4. Consumer prices declined in the first two months of 2000, continuing a trend that begun in October 1999. The overall consumer price index fell by close to 1 percent in January–February 2000, influenced by a seasonal decrease in the prices of clothing and footwear and the effects of a strengthening sheqel on the exchange rate linked-housing component of the price index. The underlying CPI—which excludes fresh fruits and vegetables, and housing—also declined, albeit just slightly, in the first two months of this year. In the 12-months to February, inflation was 1.6 percent for the overall CPI (1.7 percent for the underlying index). The bond-market derived measure of inflation expectations has remained generally below the lower end of the inflation target for 2000 (3 percent) in the first two and a half months of this year.

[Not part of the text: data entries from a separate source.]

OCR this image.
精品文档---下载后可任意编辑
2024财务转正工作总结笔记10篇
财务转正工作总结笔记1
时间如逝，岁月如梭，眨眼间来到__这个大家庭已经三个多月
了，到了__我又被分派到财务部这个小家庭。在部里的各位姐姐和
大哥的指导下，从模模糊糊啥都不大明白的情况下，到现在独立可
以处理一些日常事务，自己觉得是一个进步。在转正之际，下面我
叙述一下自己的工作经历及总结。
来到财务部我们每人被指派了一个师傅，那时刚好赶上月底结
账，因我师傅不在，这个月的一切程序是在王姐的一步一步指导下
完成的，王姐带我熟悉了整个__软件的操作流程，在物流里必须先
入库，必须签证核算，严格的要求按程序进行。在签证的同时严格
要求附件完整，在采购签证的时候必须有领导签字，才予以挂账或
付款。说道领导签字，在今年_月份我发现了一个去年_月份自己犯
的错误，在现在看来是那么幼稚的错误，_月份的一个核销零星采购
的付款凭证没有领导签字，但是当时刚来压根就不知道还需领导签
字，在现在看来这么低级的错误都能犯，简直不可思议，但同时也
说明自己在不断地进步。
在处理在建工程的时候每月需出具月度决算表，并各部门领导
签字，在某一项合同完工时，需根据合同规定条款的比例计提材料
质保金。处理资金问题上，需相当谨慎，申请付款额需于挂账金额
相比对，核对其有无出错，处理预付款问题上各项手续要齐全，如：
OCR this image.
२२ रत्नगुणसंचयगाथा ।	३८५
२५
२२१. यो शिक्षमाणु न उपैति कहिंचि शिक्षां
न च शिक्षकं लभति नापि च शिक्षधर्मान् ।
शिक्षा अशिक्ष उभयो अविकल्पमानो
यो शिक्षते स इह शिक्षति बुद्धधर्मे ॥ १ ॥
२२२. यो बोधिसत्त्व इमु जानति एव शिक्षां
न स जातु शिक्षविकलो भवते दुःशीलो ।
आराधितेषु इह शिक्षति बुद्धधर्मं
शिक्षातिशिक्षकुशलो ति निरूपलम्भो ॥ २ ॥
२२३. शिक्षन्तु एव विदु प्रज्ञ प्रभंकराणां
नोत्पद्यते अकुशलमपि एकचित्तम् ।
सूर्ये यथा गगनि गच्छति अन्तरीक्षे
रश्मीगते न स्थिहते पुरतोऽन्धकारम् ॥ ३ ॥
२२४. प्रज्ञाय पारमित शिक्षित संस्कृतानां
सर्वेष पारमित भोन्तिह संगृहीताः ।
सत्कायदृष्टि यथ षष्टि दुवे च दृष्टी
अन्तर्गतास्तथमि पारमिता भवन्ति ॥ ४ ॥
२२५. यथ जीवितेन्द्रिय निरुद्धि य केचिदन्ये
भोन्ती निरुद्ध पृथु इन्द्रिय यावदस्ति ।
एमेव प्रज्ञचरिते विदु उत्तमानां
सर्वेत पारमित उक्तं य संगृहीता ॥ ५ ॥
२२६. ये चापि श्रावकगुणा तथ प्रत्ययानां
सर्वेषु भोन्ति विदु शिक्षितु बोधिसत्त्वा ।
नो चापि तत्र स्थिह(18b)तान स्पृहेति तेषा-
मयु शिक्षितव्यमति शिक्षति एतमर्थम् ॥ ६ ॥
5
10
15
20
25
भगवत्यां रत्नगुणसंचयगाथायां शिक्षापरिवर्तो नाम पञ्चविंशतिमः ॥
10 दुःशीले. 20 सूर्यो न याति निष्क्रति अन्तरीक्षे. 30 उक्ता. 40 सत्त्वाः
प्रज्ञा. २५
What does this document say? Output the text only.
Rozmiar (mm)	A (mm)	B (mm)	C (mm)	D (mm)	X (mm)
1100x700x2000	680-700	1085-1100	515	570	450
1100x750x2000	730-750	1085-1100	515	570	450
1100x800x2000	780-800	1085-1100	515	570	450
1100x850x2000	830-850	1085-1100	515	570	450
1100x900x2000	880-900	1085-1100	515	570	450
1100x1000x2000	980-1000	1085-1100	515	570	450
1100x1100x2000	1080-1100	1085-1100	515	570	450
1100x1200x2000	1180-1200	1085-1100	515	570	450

5. The central government operational balance posted a NIS 1 billion surplus during January—February of this year, marking a substantial improvement over the NIS 0.8 billion deficit observed in the corresponding period of 1999. In nominal terms, revenues have risen by about 20 percent relative to the comparable period in 1999, whereas expenditures have increased by about 10 percent. This turnaround largely reflects the difference between current economic activity levels and those observed in early 1999.
6. The trade deficit in the first two months of the year was about US$1.4 billion, 12 percent larger than the deficit accumulated in the corresponding period of 1999—but foreign trade was disrupted by a port strike in January 2000. Export growth has picked up since the third quarter of 1999 and has been in line with import growth in the last three months.
7. The sheqel has appreciated by 4.3 percent relative to the U.S. dollar since the end of 1999, and the exchange rate is now just 4 percent above the lower (appreciated) limit of its 44 percent-wide band. This appreciation has been driven by the still substantial, although diminishing, sheqel-dollar interest rate differential, and has also reflected the strength of portfolio and foreign direct investment inflows primarily into the high-technology sector. The strengthening sheqel and the quiescent behavior of inflation have led the Bank of Israel to cut its discount rate by 160 basis points in the four months since November 1999. These developments support the staffs view that there is scope for further gradual, cautious, cuts in interest rates.
8. The Tel Aviv Stock Exchange (TASK) general share price index rose by 64 percent in 1999, and reached record levels at the beginning of March 2000, before declining slightly in the wake of the recent weakness in some of the major international stock exchanges. Last year’s strong performance of the TASE has been attributed to the worldwide share price boom, the Israeli economic recovery, declining inflation, and progress on the peace process. It should be noted that real estate prices have increased only modestly, and that there are no signs of a generalized asset price boom in Israel.
9. In March the government raised US$500 million through a very successful global bond offering. The offering, which consisted of 10-year notes that were priced at 144 basis points above 10-year U.S. treasuries, came after Moody’s and Standard and Poors changed their outlook on Israel to positive from stable. The agencies attributed the improved credit rating outlook to the revitalization of the peace process, and Israel’s progress in implementing structural reforms and in reducing inflation and the budget deficit.